I dont think you have to stay with someone who has angry outbust just because of your vows - was he totally honest with you about how it would affect your life at the time??

NanaNina Sat 07-Nov-09 19:03:01

Worthmore - people can change or at least modify their behaviour to the point where it is more acceptable but ONLY if they are motivated for themselves. No one else can really motivate someone to change. So I think the first thing is to consider whether he is motivated to change/modify/develop his behaviour so that he is less angry/intolerant/whatever. If he is motivated, then you really would need to find a good counsellor/therapist who did "couple counselling" - change takes motivation, time and a good counsellor. Relate are quite good but usually have a long waiting list. Incidentally if you were going to try Relate I would try now, as there is usually a huge rush for their services in January, after couples enduring an awful Christmas together!

I do firmly believe that behaviour is a product of experience and our personalities are formed in our early lives. I wonder if your H had a controlling/domineering parent (its usually a father) who was overly critical of him, or something similar. Behaviour can be learned from a parent and some people are not even aware of how their behaviour affects others.

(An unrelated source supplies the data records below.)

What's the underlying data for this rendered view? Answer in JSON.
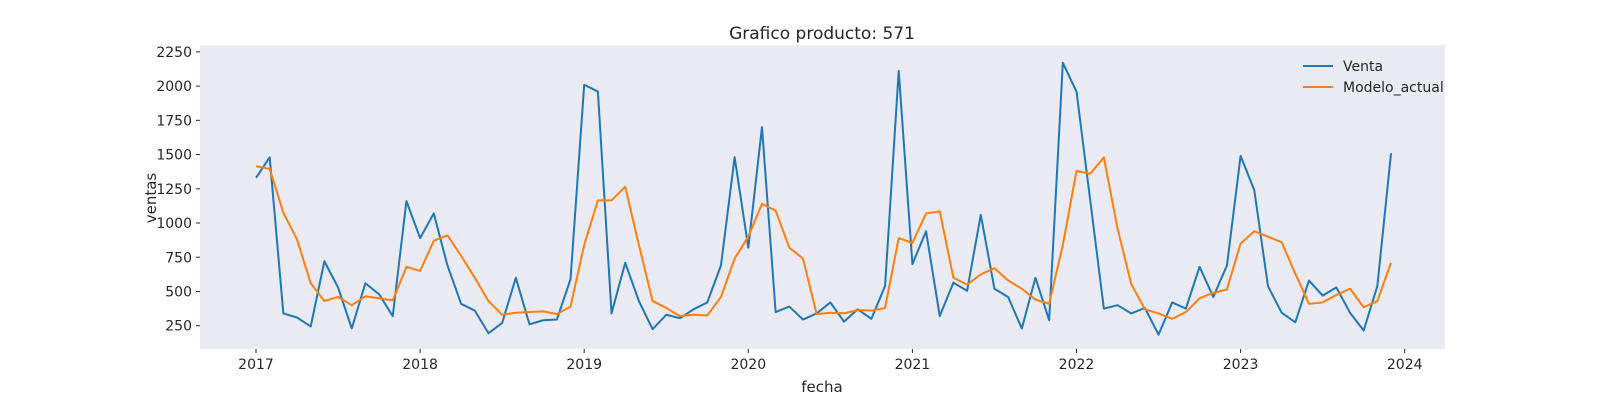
{
  "chart_data": {
    "type": "line",
    "title": "Grafico producto: 571",
    "xlabel": "fecha",
    "ylabel": "ventas",
    "x_start": "2017-01",
    "x_ticks": [
      "2017",
      "2018",
      "2019",
      "2020",
      "2021",
      "2022",
      "2023",
      "2024"
    ],
    "y_ticks": [
      250,
      500,
      750,
      1000,
      1250,
      1500,
      1750,
      2000,
      2250
    ],
    "ylim": [
      80,
      2300
    ],
    "xlim": [
      "2016-09",
      "2024-04"
    ],
    "grid": false,
    "background": "#eaeaf2",
    "legend_position": "top-right",
    "series": [
      {
        "name": "Venta",
        "color": "#1f77b4",
        "values": [
          1330,
          1480,
          340,
          310,
          245,
          720,
          530,
          230,
          560,
          480,
          320,
          1160,
          890,
          1070,
          690,
          410,
          360,
          195,
          270,
          600,
          260,
          290,
          295,
          590,
          2010,
          1960,
          340,
          710,
          430,
          225,
          330,
          305,
          370,
          420,
          690,
          1480,
          820,
          1700,
          350,
          390,
          295,
          340,
          420,
          280,
          370,
          300,
          540,
          2110,
          700,
          940,
          320,
          565,
          505,
          1060,
          520,
          460,
          230,
          600,
          290,
          2170,
          1960,
          1170,
          375,
          400,
          340,
          380,
          185,
          420,
          375,
          680,
          460,
          690,
          1490,
          1240,
          540,
          345,
          275,
          580,
          470,
          530,
          345,
          215,
          540,
          1510
        ]
      },
      {
        "name": "Modelo_actual",
        "color": "#ff7f0e",
        "values": [
          1415,
          1395,
          1075,
          880,
          560,
          430,
          460,
          400,
          465,
          450,
          435,
          680,
          650,
          870,
          910,
          760,
          600,
          430,
          330,
          345,
          350,
          355,
          335,
          390,
          840,
          1165,
          1165,
          1265,
          840,
          430,
          380,
          320,
          330,
          325,
          460,
          740,
          900,
          1140,
          1090,
          820,
          740,
          335,
          345,
          340,
          365,
          360,
          380,
          890,
          855,
          1070,
          1085,
          600,
          550,
          625,
          670,
          580,
          520,
          440,
          410,
          840,
          1380,
          1360,
          1480,
          960,
          555,
          370,
          340,
          300,
          350,
          450,
          490,
          515,
          850,
          940,
          900,
          860,
          630,
          410,
          420,
          475,
          520,
          385,
          430,
          710
        ]
      }
    ]
  }
}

Incidentally you don't sound like a pathetic sad wife at all. You sound like a very level headed person who wants to get things on a better footing and has insisted that things much change.

I wish you well and hope that you can find the help that you both need.

worthmore Sun 08-Nov-09 13:00:53

thanks for your help and support
Will see if he gets any help.
Sometimes he acknowledges that his behaviour is unreasonable and sometimes he is just so angry at everything.

NanaNina Sun 08-Nov-09 19:31:56

Worthmore - I am a bit confused. Are you posting on another thread saying that you know you are going to leave your H?

worthmore Mon 09-Nov-09 09:14:53

Yes Nananina, that me.
I posted saying it was inevitable, and then posted this, as I said clutching at straws maybe. It has been a very confusing week.
He needs to change, and I have a responsibility to help him, to a certain degree. I am hoping he can sort himself out, and there are flashes of hope, which I am hanging on to. But TBH I'm not sure he can do it... so I will be figuring out what to do if it doesn't work.

I hope this doesn't sound devious,ultimately I want to help him, but if he can't change then the situation is intolerable.

EndangeredSpecies Mon 09-Nov-09 09:27:05

Yes, mine has changed. He used to be massively controlling and now just has controlling tendencies.

Does yours admit his behaviour is causing problems?

worthmore Mon 09-Nov-09 09:36:46

Yes he knows, and he knows he will lose me if he cant change. He is just so angry at everything, and has no patience or tolerance. Just sees his own blinkered point of view. He is a very intelligent, high achiever and doesn't have time for those who aren't. He cannot for one second put himself in someone else's shoes. And he has problems admitting when he is wrong.
i think I am just getting more and more confused !

HappyWoman Mon 09-Nov-09 10:27:38

That is what professional therapy is for.

Once he knows he has to change his behavior he should want to seek out the answers.

And actually i dont think it is highly intelligent to not be able to see someone elses pov or admit when you are wrong. - in what way is he intelligent??

My h is a high achiever too - but i think that is because he is actually quite selfish (we have both learnt to accept that about him).

Anyway good luck - i hope he has the sense to at least seek some help.